10. In this case, you can delete the Kubernetes Cluster Autoscaler pod once you have added the Identity Provider.
- kubectl get pods -n kube-system | grep auto
- kubectl delete pod cluster-autoscaler-866c8566d7-x9b6k -n kube-system
- ubectl get pods -n kube-system | grep auto
11. Again, you will see the error code in the following screenshot if you haven’t set up the Trust Relationships in the IAM Role as shown in the “Create an IAM Role” step.
12. In this case, you can delete the Kubernetes Autoscaler pod once the Trust Relationships have been added to the IAM Role.
- ubectl -n kube-system logs -f deployment.apps/cluster-autoscaler
- kubectl get pods -n kube-system | grep auto
- kubectl delete pod cluster-autoscaler-866c8566d7-4q97h -n kube-system
13. Once you have configured the Identity Provider and Trust Relationships correctly, you shouldn’t see any errors in the Kubernetes Autoscaler logs. The logs should be as follows:
- kubectl -n kube-system logs -f deployment.apps/cluster-autoscaler
14. Before testing the Kubernetes Cluster Autoscaling to scale the nodes as required, check the current pods and nodes for any issues.
- kubectl get pods -A
- kubectl get nodes
Test the Kubernetes Cluster Autoscaler
You can now test the Cluster Autoscaling.
1. Create a test-auto-scaling.yaml file with the following content:
- vim test-auto-scaling.yaml
apiVersion: apps/v1
kind: Deployment
metadata:
name: test-node-auto-scaling
spec:
selector:
matchLabels:
run: test-node-auto-scaling
replicas: 10
template:
metadata:
labels:
run: test-node-auto-scaling
spec:
containers:
– name: test-node-auto-scaling
image: k8s.gcr.io/hpa-example
ports:
– containerPort: 80
resources:
limits:
cpu: 200m
requests:
cpu: 100m
2. Next, create the Deployment and check the pods created as part of the Deployment.
- kubectl apply -f test-auto-scaling.yaml
- kubectl get pods -A
3. When you check the logs of the Kubernetes Autoscaler, you will notice that the autoscaler has detected that it is necessary to scale the nodes seeing as not all the pods fit in the current nodes.
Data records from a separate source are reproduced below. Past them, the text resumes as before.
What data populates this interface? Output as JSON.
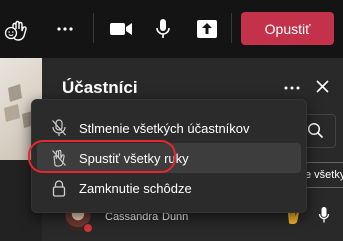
{
  "toolbar": {
    "leave_label": "Opustiť",
    "icons": [
      "raise-hand-icon",
      "more-icon",
      "camera-icon",
      "microphone-icon",
      "share-icon"
    ]
  },
  "panel": {
    "title": "Účastníci",
    "partial_button_label": "e všetky"
  },
  "menu": {
    "items": [
      {
        "label": "Stlmenie všetkých účastníkov",
        "icon": "mute-mic-icon"
      },
      {
        "label": "Spustiť všetky ruky",
        "icon": "lower-hand-icon"
      },
      {
        "label": "Zamknutie schôdze",
        "icon": "lock-icon"
      }
    ]
  },
  "participant": {
    "first_name": "Cassandra",
    "last_name": "Dunn",
    "presence_color": "#d13438"
  },
  "colors": {
    "accent_leave": "#c4314b",
    "highlight_ring": "#e8262d",
    "hand_icon": "#f2b32c"
  }
}
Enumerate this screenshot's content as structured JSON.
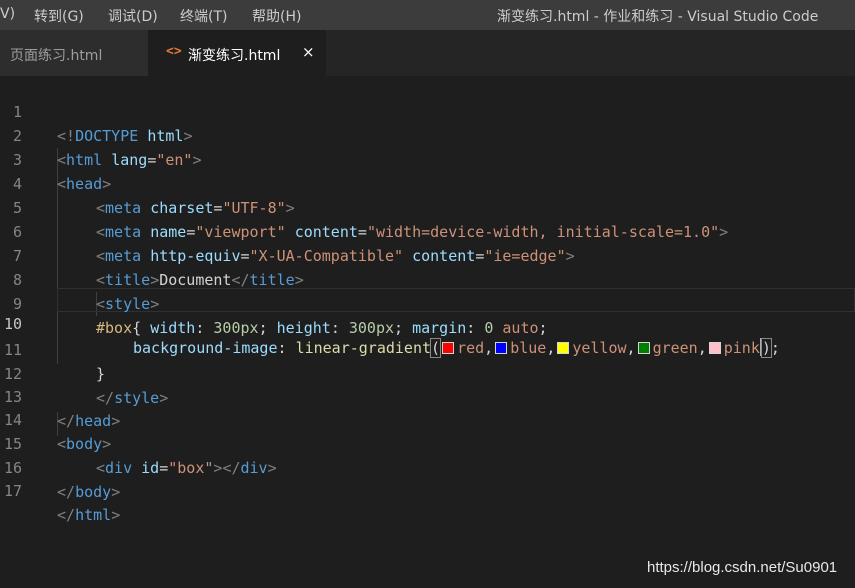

- kubectl -n kube-system logs -f deployment.apps/cluster-autoscaler
4. Upon checking the number of nodes using the kubectl command, you will notice some newly added nodes, as required. In this case, one new node has been added. The same can be seen in the AWS EC2 Console
- kubectl get nodes
- kubectl gets pods
- kubectl get pods -o wide
5. Now, in order to test whether the Kubernetes Autoscaler reduced or removed the nodes, delete the Deployment you created.
- kubectl get deployment
- kubectl delete deployment test-node-auto-scaling
- kubectl get pods
6. Check the logs of the Kubernetes Autoscaler again; you will notice that the autoscaler has identified the unrequired nodes. Within a few minutes, it will also reduce the number of nodes.
- kubectl -n kube-system logs -f deployment.apps/cluster-autoscaler
Conclusion
Now you know exactly how Kubernetes Autoscaling can help you scale resources in and out on the Kubernetes Cluster. Keep in mind that both layers (nodes/pods) of the Kubernetes Autoscaling are important and interrelated.
You can leverage HPA to scale the number of pods in and out. More specifically, you can increase the pod count when consumption increases and decrease the pod count when user load decreases. HPA increases or decreases the pod count, whereas VPA automatically increases or decreases the CPU and memory reservations of the pods to help you “right-size” your applications.
HPA and VPA achieve Kubernetes Autoscaling at the pod level. You need the Kubernetes Autoscaler to increase the number of nodes in the cluster.
Make sure you avoid using HPA and VPA together for the same set of pods seeing as HPA and VPA are currently incompatible and serve different purposes. However, we do recommend using VPA in combination with the Cluster Autoscaler (CA).
Whether you employ HPA, VPA, CA, or a mix will depend on the needs of your application. Experimentation is the best way to determine which choice is best for you; therefore, it may take a few tests before you achieve your optimal setup. Learning to work with Kubernetes Autoscaling is a journey that will require continual learning along the way as the tools mature.